She's got Bette Davis eyes
One-woman show chronicles life of the controversial screen queen
The Post and Courier
Tuesday, May 27, 2008
With her chestnut hair and her enormous blue eyes, Bette Davis was the first woman to play a leading role as a true villainess, a part for which she had to fight studio chief Jack Warner to land. The film, her 22nd, was "Of Human Bondage," and it paid off, earning her the title "Queen of Hollywood."
This year, Hollywood is all aglitter celebrating the 100th birthday of the two-time Academy Award-winning actress ("Dangerous," 1936, and "Jezebel," 1939). By not making her looks a priority, as in "Whatever Happened to Baby Jane," Davis greatly influenced such actresses as Susan Sarandon and Meryl Streep. In a tribute to Davis, Hollywood actor-screenwriter Camilla Carr has written a one-woman show, "All About Bette: An Evening with Bette Davis," that opens tonight at the Footlight Players as part of the Piccolo Spoleto Festival. Chronicling the turbulent life of the controversial actress, the play stars award-winning Dallas actress Morgana Shaw, and will be directed by Jac Alder. Tony Award-winning producer Michael Jenkins, who has brought to the stage such Broadway hits as "Legally Blonde" and the 2008 Tony-nominated "Boeing Boeing," will view the Charleston production before firming up plans to take it to the Helen Hayes Theatre in New York.
If you go
WHAT: "All About Bette: An Evening with Bette Davis."
WHERE: Footlight Players Theatre, 20 Queen St.
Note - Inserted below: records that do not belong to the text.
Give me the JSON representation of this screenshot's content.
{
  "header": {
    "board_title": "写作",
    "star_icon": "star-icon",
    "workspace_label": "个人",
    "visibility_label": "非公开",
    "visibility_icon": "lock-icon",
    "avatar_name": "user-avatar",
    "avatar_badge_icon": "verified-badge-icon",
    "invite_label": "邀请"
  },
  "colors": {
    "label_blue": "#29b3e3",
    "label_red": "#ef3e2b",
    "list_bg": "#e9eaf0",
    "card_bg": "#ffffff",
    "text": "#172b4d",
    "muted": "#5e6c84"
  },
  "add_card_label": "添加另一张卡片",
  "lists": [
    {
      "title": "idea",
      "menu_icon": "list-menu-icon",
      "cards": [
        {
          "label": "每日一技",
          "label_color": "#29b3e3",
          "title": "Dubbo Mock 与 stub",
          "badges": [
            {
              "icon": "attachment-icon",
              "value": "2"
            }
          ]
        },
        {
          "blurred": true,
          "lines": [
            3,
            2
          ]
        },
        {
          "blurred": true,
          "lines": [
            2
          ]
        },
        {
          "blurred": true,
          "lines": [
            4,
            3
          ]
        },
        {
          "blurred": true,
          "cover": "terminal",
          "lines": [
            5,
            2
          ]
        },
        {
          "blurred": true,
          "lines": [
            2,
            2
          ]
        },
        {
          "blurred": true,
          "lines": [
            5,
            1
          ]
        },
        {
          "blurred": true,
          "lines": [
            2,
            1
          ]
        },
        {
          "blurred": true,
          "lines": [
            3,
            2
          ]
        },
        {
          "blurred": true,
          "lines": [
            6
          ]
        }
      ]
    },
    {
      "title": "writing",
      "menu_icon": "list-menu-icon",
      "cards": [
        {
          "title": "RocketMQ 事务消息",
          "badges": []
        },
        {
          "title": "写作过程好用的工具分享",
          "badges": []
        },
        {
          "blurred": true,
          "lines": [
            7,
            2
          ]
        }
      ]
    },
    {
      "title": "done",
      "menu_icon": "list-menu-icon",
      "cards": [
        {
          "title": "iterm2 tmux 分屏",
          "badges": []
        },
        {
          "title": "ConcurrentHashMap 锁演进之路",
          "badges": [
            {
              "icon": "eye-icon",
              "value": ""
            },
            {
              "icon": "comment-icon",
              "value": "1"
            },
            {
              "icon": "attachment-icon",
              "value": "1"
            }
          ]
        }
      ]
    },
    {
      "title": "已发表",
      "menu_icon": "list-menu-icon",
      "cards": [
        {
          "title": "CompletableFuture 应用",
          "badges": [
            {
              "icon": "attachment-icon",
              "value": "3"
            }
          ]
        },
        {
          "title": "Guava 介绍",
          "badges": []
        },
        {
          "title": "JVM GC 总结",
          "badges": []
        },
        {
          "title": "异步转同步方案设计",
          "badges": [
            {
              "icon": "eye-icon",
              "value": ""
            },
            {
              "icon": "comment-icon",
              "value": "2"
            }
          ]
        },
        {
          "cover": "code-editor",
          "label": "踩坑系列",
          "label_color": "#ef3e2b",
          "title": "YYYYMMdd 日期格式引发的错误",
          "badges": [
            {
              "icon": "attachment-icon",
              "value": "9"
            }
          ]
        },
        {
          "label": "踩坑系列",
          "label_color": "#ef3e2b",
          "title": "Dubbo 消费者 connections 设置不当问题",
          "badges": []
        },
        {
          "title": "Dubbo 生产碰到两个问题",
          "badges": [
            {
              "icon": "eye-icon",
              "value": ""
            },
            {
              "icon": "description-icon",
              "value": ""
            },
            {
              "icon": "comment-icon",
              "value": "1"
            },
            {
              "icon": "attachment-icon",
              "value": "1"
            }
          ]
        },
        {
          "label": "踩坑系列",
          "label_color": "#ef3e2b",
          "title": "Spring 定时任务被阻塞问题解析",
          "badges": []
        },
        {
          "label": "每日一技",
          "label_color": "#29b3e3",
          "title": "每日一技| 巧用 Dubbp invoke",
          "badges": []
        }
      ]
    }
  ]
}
WHEN: Tonight at 8 p.m.; May 29 at 4:30 p.m.; May 30 at 5:30 p.m.; May 31 at 8:30 p.m.; June 1, June 2 and June 4 at 6:45 p.m.
HOW MUCH: $25.
"All About Bette" had a terrific run at a Dallas theater last summer, but it's been a rather bumpy road. As Carr says, it took two years of research to define the tumultuous life of a lotus-land icon who married four times and had multiple affairs, including one with millionaire director Howard Hughes. "I was intrigued by Bette Davis as an actress who knew, early on, that she simply couldn't make it on her beauty, and had to have sheer talent and a forceful personality to get the fame she craved," Carr says. "But I also learned from checking out Bette's file from 1931-1989 from The Academy of Motion Picture Arts and Sciences that her life was just as dramatic as any of her movies." Her Texas accent still intact, the gregarious Carr said she found the modus operandi for Davis' life was established when she was a child and her father left the family, causing her mother to have to go out and find a job to support Davis and her sister, who was schizophrenic.
Camilla Carr
"This drove Bette to be a success and to never have to depend on a man again for money," Carr says. "This is probably one reason she had such terrible control issues, not only with her work, but also with the men in her life, causing her professional commitments to be overshadowed by her personal life." The playwright says she hopes she has written "not only a riveting play, but an insight into the sacrifices that women, especially, often make to achieve what they want in a career." A native of West Texas, Carr has spent the past 30 years in Los Angeles pursuing a diverse career as a regular on the daytime series "Another World," and appearing on a Hollywood Hall of Fame-winning segment of "Designing Women," that was honored as the first prime time series to dramatize a story about AIDS. She has written seven motion pictures for television and a critically acclaimed novel "Topsy Dingo Wild Dog." She adapted the play "Last Summer at Bluefish Cove" for the screen with her former husband, two-time Academy Award-winning screenwriter Edward Anhalt, and has recently finished the screenplay for Thomas Mann's novella "The Black Swan."